Is the tap water in Ha Long Bay safe to drink, or should travelers strictly rely on filtered water options?

Tap water in Ha Long Bay is not safe to drink. The municipal water supply is treated but does not meet international drinking standards, and locals do not drink it untreated. Bottled water is available everywhere, from convenience stores to street vendors, and costs between 5,000 and 10,000 VND for a 500ml bottle. Most restaurants and cafes serve filtered or bottled water with meals at no extra charge. If you are staying for an extended period, many hotels and guesthouses provide large jugs of filtered water in rooms. Ice served in restaurants and cafes is generally safe, as it is produced commercially from filtered water, but ice from street stalls or night market vendors should be approached with more caution.

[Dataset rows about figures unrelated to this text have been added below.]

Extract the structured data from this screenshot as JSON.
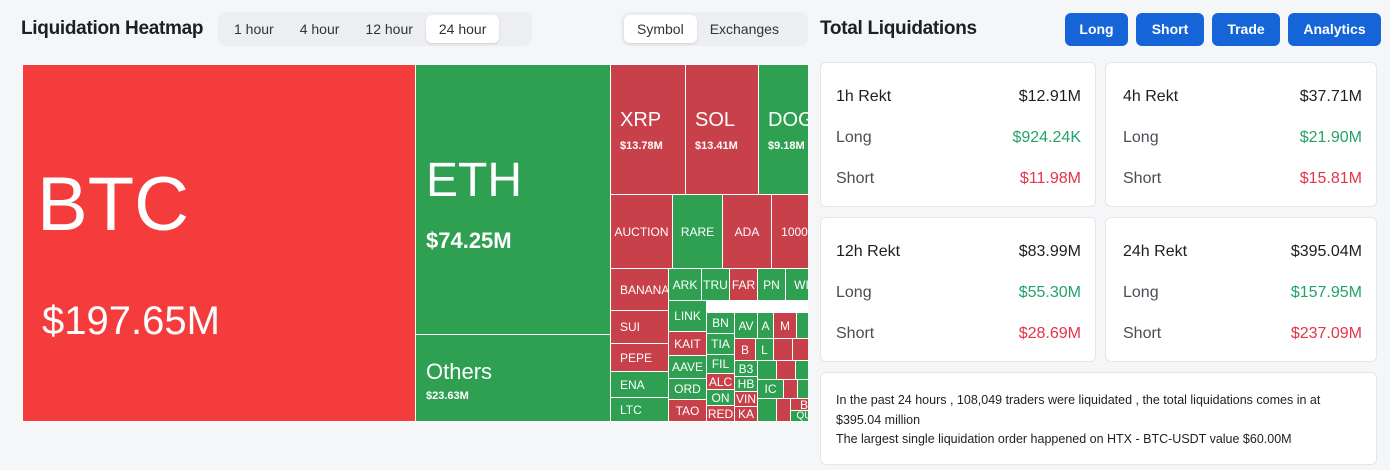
{
  "heatmap": {
    "title": "Liquidation Heatmap",
    "time_tabs": [
      "1 hour",
      "4 hour",
      "12 hour",
      "24 hour"
    ],
    "active_time_tab": "24 hour",
    "view_tabs": [
      "Symbol",
      "Exchanges"
    ],
    "active_view_tab": "Symbol",
    "colors": {
      "long_liq": "#2fa052",
      "short_liq": "#f53c3c",
      "mixed_red": "#c8404a"
    },
    "tiles": {
      "btc": {
        "symbol": "BTC",
        "value": "$197.65M"
      },
      "eth": {
        "symbol": "ETH",
        "value": "$74.25M"
      },
      "others": {
        "symbol": "Others",
        "value": "$23.63M"
      },
      "xrp": {
        "symbol": "XRP",
        "value": "$13.78M"
      },
      "sol": {
        "symbol": "SOL",
        "value": "$13.41M"
      },
      "doge": {
        "symbol": "DOG",
        "value": "$9.18M"
      },
      "auction": {
        "symbol": "AUCTION"
      },
      "rare": {
        "symbol": "RARE"
      },
      "ada": {
        "symbol": "ADA"
      },
      "k1000": {
        "symbol": "1000"
      },
      "banana": {
        "symbol": "BANANA"
      },
      "sui": {
        "symbol": "SUI"
      },
      "pepe": {
        "symbol": "PEPE"
      },
      "ena": {
        "symbol": "ENA"
      },
      "ltc": {
        "symbol": "LTC"
      },
      "ark": {
        "symbol": "ARK"
      },
      "tru": {
        "symbol": "TRU"
      },
      "far": {
        "symbol": "FAR"
      },
      "pn": {
        "symbol": "PN"
      },
      "wi": {
        "symbol": "WI"
      },
      "link": {
        "symbol": "LINK"
      },
      "kait": {
        "symbol": "KAIT"
      },
      "aave": {
        "symbol": "AAVE"
      },
      "ord": {
        "symbol": "ORD"
      },
      "tao": {
        "symbol": "TAO"
      },
      "bn": {
        "symbol": "BN"
      },
      "tia": {
        "symbol": "TIA"
      },
      "fil": {
        "symbol": "FIL"
      },
      "alc": {
        "symbol": "ALC"
      },
      "on": {
        "symbol": "ON"
      },
      "red": {
        "symbol": "RED"
      },
      "av": {
        "symbol": "AV"
      },
      "a": {
        "symbol": "A"
      },
      "m": {
        "symbol": "M"
      },
      "b": {
        "symbol": "B"
      },
      "l": {
        "symbol": "L"
      },
      "b3": {
        "symbol": "B3"
      },
      "hb": {
        "symbol": "HB"
      },
      "vin": {
        "symbol": "VIN"
      },
      "ka": {
        "symbol": "KA"
      },
      "ic": {
        "symbol": "IC"
      },
      "b2": {
        "symbol": "B"
      },
      "qu": {
        "symbol": "QU"
      }
    }
  },
  "totals": {
    "title": "Total Liquidations",
    "buttons": [
      "Long",
      "Short",
      "Trade",
      "Analytics"
    ],
    "cards": [
      {
        "label": "1h Rekt",
        "total": "$12.91M",
        "long_label": "Long",
        "long": "$924.24K",
        "short_label": "Short",
        "short": "$11.98M"
      },
      {
        "label": "4h Rekt",
        "total": "$37.71M",
        "long_label": "Long",
        "long": "$21.90M",
        "short_label": "Short",
        "short": "$15.81M"
      },
      {
        "label": "12h Rekt",
        "total": "$83.99M",
        "long_label": "Long",
        "long": "$55.30M",
        "short_label": "Short",
        "short": "$28.69M"
      },
      {
        "label": "24h Rekt",
        "total": "$395.04M",
        "long_label": "Long",
        "long": "$157.95M",
        "short_label": "Short",
        "short": "$237.09M"
      }
    ],
    "summary_line1": "In the past 24 hours , 108,049 traders were liquidated , the total liquidations comes in at $395.04 million",
    "summary_line2": "The largest single liquidation order happened on HTX - BTC-USDT value $60.00M"
  }
}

Is Ha Long Bay expensive to visit? Give a realistic daily budget breakdown for mid-tier travelers.

Ha Long Bay is moderately priced by Southeast Asian standards. A mid-tier traveler can expect to spend approximately 1,200,000 to 1,800,000 VND ($50 to $75 USD) per day, excluding accommodation. This breaks down roughly as follows: meals at local restaurants and street food stalls cost between 40,000 and 100,000 VND per person per meal, so a daily food budget of 200,000 to 350,000 VND is realistic. A mid-range hotel or guesthouse room costs between 400,000 and 800,000 VND per night. Local transportation by Grab motorbike or car costs between 15,000 and 50,000 VND per trip within the city. A day cruise in Ha Long Bay, the most popular activity, costs between 250,000 and 600,000 VND per person for a standard group tour. Drinks, snacks, and miscellaneous expenses add another 100,000 to 200,000 VND per day. Budget travelers can reduce this significantly by eating exclusively at street stalls and staying in hostels, while those seeking comfort should plan for the higher end of these ranges.